Господин Кумб был озабочен тем, что осеннее равноденствие, хотя и унесло последние ароматы с соседского сада, вызывавшего его зависть, повлекло за собой бури; что зыбь на море превращалась в волну, волны вставали горой и прогулки на острова Риу, обычно служившие театром его подвигов, стали неосуществимыми.
У Милетты тоже было немало причин выглядеть озабоченной: Мариус в ближайшем будущем подлежал рекрутскому набору, и это вызывало ужас у бедной матери.
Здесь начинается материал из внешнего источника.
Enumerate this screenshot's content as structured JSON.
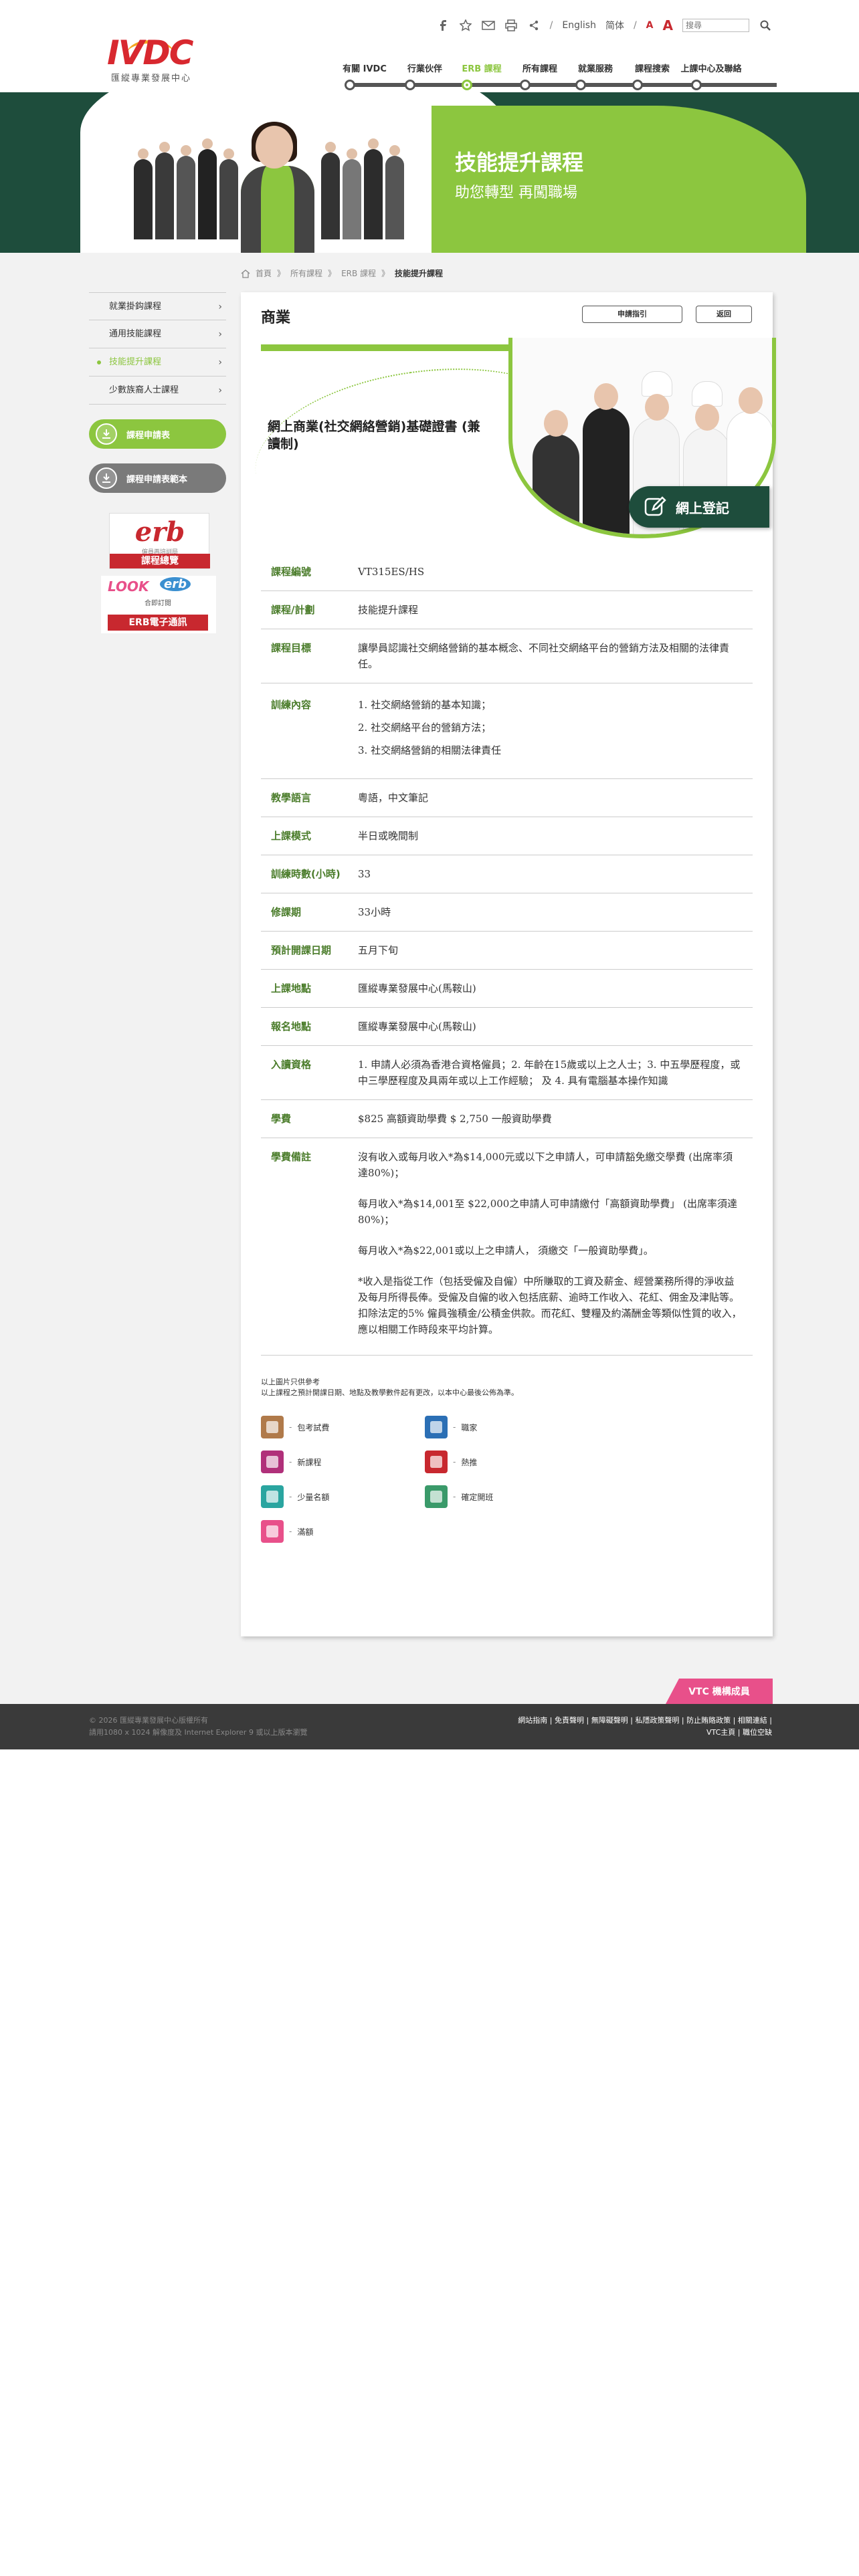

Она была обеспокоена участью, какую судьба готовила молодому человеку; она испытывала потрясение при мысли, что перед ней возникнет необходимость признаться сыну в действительно занимаемом ею положении; она опасалась, что Мариус будет немало удивлен, узнав тайну подлинных отношений бывшего грузчика и его служанки; она краснела и дрожала от одной только мысли, что ей надо будет признаться сыну в том, кто его настоящий отец, и рассказать о своем бывшем муже и образе его жизни; она начала понимать, что, как бы ни была велика вина того человека, ее собственное поведение было не в меньшей степени достойно осуждения, и душу Милетты стали терзать угрызения совести; она постоянно спрашивала себя, не послужит ли ей первым наказанием проклятие того, кому она дала жизнь.
Мариус опасался наступления зимы, ибо теперь мадемуазель Риуф должна была реже появляться в шале.
Несмотря на проницательность, обычно приписываемую женщинам, Мадлен ровным счетом ничего не уловила из тех чувств, какие так тщательно скрывал от нее молодой человек, и потому испытывала уныние и ту усталость, что следует за разочарованиями; она собственными руками строила этот роман, но могла уловить лишь тень главного героя; напрасно она старалась пренебречь своими печалями, повторяя себе, что Провидение в конце концов оказалось гораздо мудрее ее, отдав предпочтение разуму перед лицом той слабости, какой она поддалась; но ей никак не удавалось внушить своему сердцу такую философию: оно кровоточило. Ее чувства были слишком возвышенными, чтобы можно было позволить обратить их в заурядную досаду, однако от этих переживаний она становилась все более печальной, задумчивой и болезненной; воспользовавшись расположенностью к этому брата, возраставшей с каждым днем, она поручила ему управление торговым домом, чтобы иметь возможность провести в Монредоне последние прекрасные дни осени.